Mr Hancock declined to say exactly where the outbreak was or how many people were affected but unconfirmed reports say there are two patients being treated in North Wales.
One of the people currently being treated is believed to have caught the virus on an overseas trip while the second lives in the same house.
Monkeypox virus is most commonly transmitted to humans from wild animals such as squirrels and monkeys, and human-to-human transmission is comparatively rare.
Typically, up to one in ten people who contract monkeypox may die, with most deaths occurring in younger age groups.
Human monkeypox was first identified in humans in 1970 in the Democratic Republic of the Congo (then known as Zaire), according the World Health Organisation.
The 9-year-old boy who was identified as the first case lived in a region where smallpox had been eliminated in 1968.
Since then, most cases have been reported from rural, rainforest regions of the Congo Basin, particularly in the Democratic Republic of the Congo. There have only been four cases confirmed in the UK, with the most recent seen in December 2019 in someone from South West England who had visited Nigeria.
Mr Hancock revealed the the news to the as part of a speech to the Government Health and Social Select Committee earlier today about his response to the Covid pandemic.
He said: “The tracing and isolation system was essentially built for very important but very small outbreaks.
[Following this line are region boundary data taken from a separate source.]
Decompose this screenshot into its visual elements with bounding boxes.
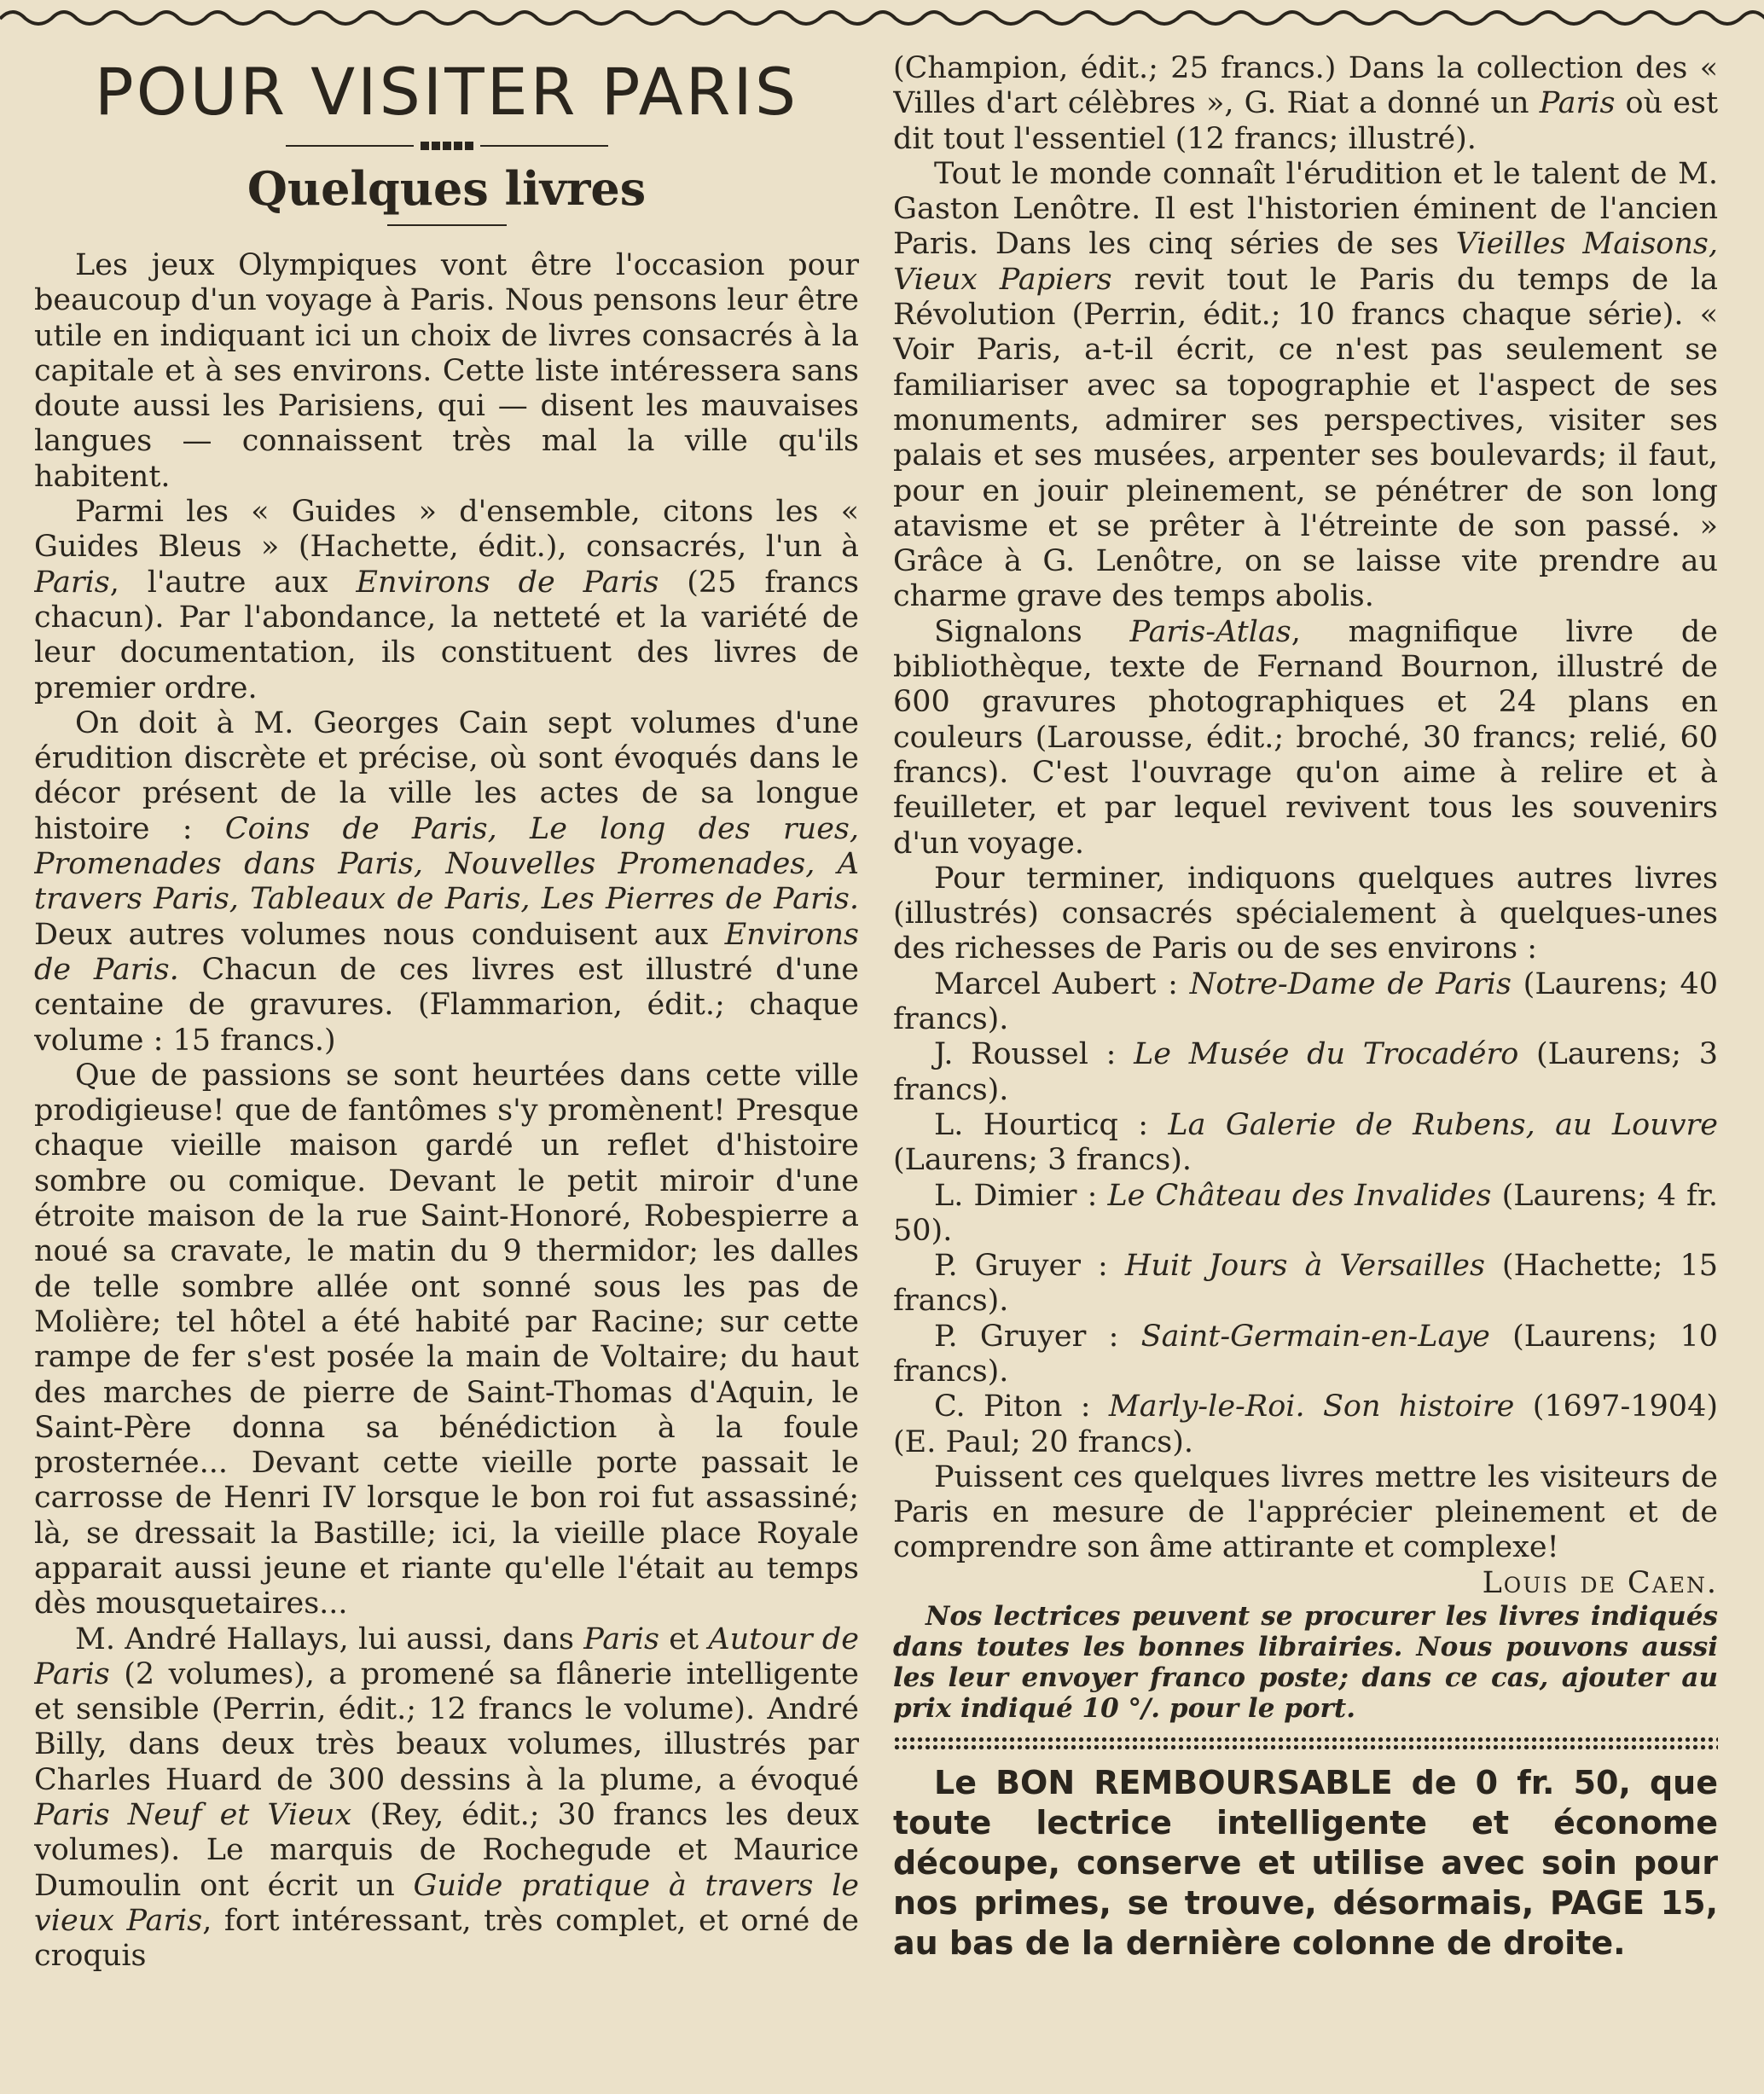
paragraph-closing: Puissent ces quelques livres mettre les visiteurs de Paris en mesure de l'apprécier pleinement et de comprendre son âme attirante et complexe!: [893, 1459, 1718, 1565]
book-title: Guide pratique à travers le vieux Paris: [34, 1868, 859, 1938]
right-column: [893, 51, 1718, 2073]
book-entry: P. Gruyer : Huit Jours à Versailles (Hachette; 15 francs).: [893, 1249, 1718, 1319]
book-title: Paris-Atlas: [1129, 614, 1291, 649]
book-title: Environs de Paris.: [34, 917, 859, 987]
book-entry: Marcel Aubert : Notre-Dame de Paris (Laurens; 40 francs).: [893, 966, 1718, 1037]
book-title: Vieilles Maisons, Vieux Papiers: [893, 227, 1718, 297]
book-title: Paris Neuf et Vieux: [34, 1798, 352, 1833]
headline: POUR VISITER PARIS: [94, 54, 799, 130]
paragraph-cain: On doit à M. Georges Cain sept volumes d'une érudition discrète et précise, où sont évoqués dans le décor présent de la ville les actes de sa longue histoire : Coins de Paris, Le long des rues, Promenades dans Paris, Nouvelles Promenades, A travers Paris, Tableaux de Paris, Les Pierres de Paris. Deux autres volumes nous conduisent aux Environs de Paris. Chacun de ces livres est illustré d'une centaine de gravures. (Flammarion, édit.; chaque volume : 15 francs.): [34, 705, 859, 1058]
bon-remboursable-notice: Le BON REMBOURSABLE de 0 fr. 50, que toute lectrice intelligente et économe découpe, conserve et utilise avec soin pour nos primes, se trouve, désormais, PAGE 15, au bas de la dernière colonne de droite.: [893, 1764, 1718, 1963]
book-entry: L. Dimier : Le Château des Invalides (Laurens; 4 fr. 50).: [893, 1178, 1718, 1248]
book-title: Le Château des Invalides: [1107, 1178, 1492, 1213]
paragraph-hallays: M. André Hallays, lui aussi, dans Paris et Autour de Paris (2 volumes), a promené sa flânerie intelligente et sensible (Perrin, édit.; 12 francs le volume). André Billy, dans deux très beaux volumes, illustrés par Charles Huard de 300 dessins à la plume, a évoqué Paris Neuf et Vieux (Rey, édit.; 30 francs les deux volumes). Le marquis de Rochegude et Maurice Dumoulin ont écrit un Guide pratique à travers le vieux Paris, fort intéressant, très complet, et orné de croquis: [34, 1621, 859, 1974]
paragraph-intro: Les jeux Olympiques vont être l'occasion pour beaucoup d'un voyage à Paris. Nous pensons leur être utile en indiquant ici un choix de livres consacrés à la capitale et à ses environs. Cette liste intéressera sans doute aussi les Parisiens, qui — disent les mauvaises langues — connaissent très mal la ville qu'ils habitent.: [34, 248, 859, 494]
book-title: Marly-le-Roi. Son histoire: [1108, 1389, 1515, 1424]
book-title: Environs de Paris: [356, 565, 659, 600]
book-entry: L. Hourticq : La Galerie de Rubens, au Louvre (Laurens; 3 francs).: [893, 1107, 1718, 1178]
subhead-rule: [387, 224, 507, 226]
paragraph-guides: Parmi les « Guides » d'ensemble, citons les « Guides Bleus » (Hachette, édit.), consacrés, l'un à Paris, l'autre aux Environs de Paris (25 francs chacun). Par l'abondance, la netteté et la variété de leur documentation, ils constituent des livres de premier ordre.: [34, 495, 859, 705]
book-entry: J. Roussel : Le Musée du Trocadéro (Laurens; 3 francs).: [893, 1037, 1718, 1107]
paragraph-terminer: Pour terminer, indiquons quelques autres livres (illustrés) consacrés spécialement à quelques-unes des richesses de Paris ou de ses environs :: [893, 861, 1718, 966]
book-title: Le Musée du Trocadéro: [1134, 1037, 1519, 1072]
book-title: Paris: [583, 1621, 659, 1656]
book-title: Saint-Germain-en-Laye: [1140, 1319, 1490, 1354]
ornament-blocks: [421, 142, 473, 150]
dotted-separator: [893, 1736, 1718, 1751]
paragraph-champion: (Champion, édit.; 25 francs.) Dans la collection des « Villes d'art célèbres », G. Riat a donné un Paris où est dit tout l'essentiel (12 francs; illustré).: [893, 51, 1718, 156]
book-title: Coins de Paris, Le long des rues, Promenades dans Paris, Nouvelles Promenades, A travers Paris, Tableaux de Paris, Les Pierres de Paris.: [34, 811, 859, 917]
ornament-line-left: [286, 145, 414, 147]
book-title: Notre-Dame de Paris: [1189, 966, 1512, 1001]
book-entry: P. Gruyer : Saint-Germain-en-Laye (Laurens; 10 francs).: [893, 1319, 1718, 1389]
book-title: La Galerie de Rubens, au Louvre: [1168, 1107, 1718, 1142]
title-ornament: [34, 137, 859, 154]
book-entry: C. Piton : Marly-le-Roi. Son histoire (1697-1904) (E. Paul; 20 francs).: [893, 1389, 1718, 1459]
book-title: Huit Jours à Versailles: [1124, 1249, 1485, 1284]
author-signature: Louis de Caen.: [1482, 1565, 1718, 1600]
wavy-top-border: [0, 0, 1764, 34]
paragraph-atlas: Signalons Paris-Atlas, magnifique livre de bibliothèque, texte de Fernand Bournon, illustré de 600 gravures photographiques et 24 plans en couleurs (Larousse, édit.; broché, 30 francs; relié, 60 francs). C'est l'ouvrage qu'on aime à relire et à feuilleter, et par lequel revivent tous les souvenirs d'un voyage.: [893, 614, 1718, 861]
subheadline: Quelques livres: [247, 161, 647, 216]
left-column: [34, 51, 859, 2073]
newspaper-page: [34, 51, 1719, 2073]
book-title: Paris: [34, 565, 110, 600]
paragraph-lenotre: Tout le monde connaît l'érudition et le talent de M. Gaston Lenôtre. Il est l'historien éminent de l'ancien Paris. Dans les cinq séries de ses Vieilles Maisons, Vieux Papiers revit tout le Paris du temps de la Révolution (Perrin, édit.; 10 francs chaque série). « Voir Paris, a-t-il écrit, ce n'est pas seulement se familiariser avec sa topographie et l'aspect de ses monuments, admirer ses perspectives, visiter ses palais et ses musées, arpenter ses boulevards; il faut, pour en jouir pleinement, se pénétrer de son long atavisme et se prêter à l'étreinte de son passé. » Grâce à G. Lenôtre, on se laisse vite prendre au charme grave des temps abolis.: [893, 156, 1718, 614]
readers-note: Nos lectrices peuvent se procurer les livres indiqués dans toutes les bonnes librairies. Nous pouvons aussi les leur envoyer franco poste; dans ce cas, ajouter au prix indiqué 10 °/. pour le port.: [893, 1601, 1718, 1725]
book-title: Autour de Paris: [34, 1621, 859, 1691]
paragraph-passions: Que de passions se sont heurtées dans cette ville prodigieuse! que de fantômes s'y promènent! Presque chaque vieille maison gardé un reflet d'histoire sombre ou comique. Devant le petit miroir d'une étroite maison de la rue Saint-Honoré, Robespierre a noué sa cravate, le matin du 9 thermidor; les dalles de telle sombre allée ont sonné sous les pas de Molière; tel hôtel a été habité par Racine; sur cette rampe de fer s'est posée la main de Voltaire; du haut des marches de pierre de Saint-Thomas d'Aquin, le Saint-Père donna sa bénédiction à la foule prosternée... Devant cette vieille porte passait le carrosse de Henri IV lorsque le bon roi fut assassiné; là, se dressait la Bastille; ici, la vieille place Royale apparait aussi jeune et riante qu'elle l'était au temps dès mousquetaires...: [34, 1058, 859, 1621]
book-title: Paris: [1539, 86, 1616, 121]
ornament-line-right: [480, 145, 608, 147]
“As Health Secretary, you’re dealing with outbreaks all the time. I'm currently dealing with a monkeypox outbreak and cases of drug-resistant TB [tuberculosis]. That is absolutely standard.”
Richard Firth, Consultant in Health Protection at Public Health Wales, told The Sun: "Confirmed cases of monkeypox are a rare event in the UK, and the risk to the general public is very low.
“We have worked with multi agency colleagues, following tried and tested protocols and procedures, and identified all close contacts. Actions have been put in place to minimise the likelihood of further infection.
“Monkeypox is a rare disease caused by the monkeypox virus and has been reported mainly in central and West African countries.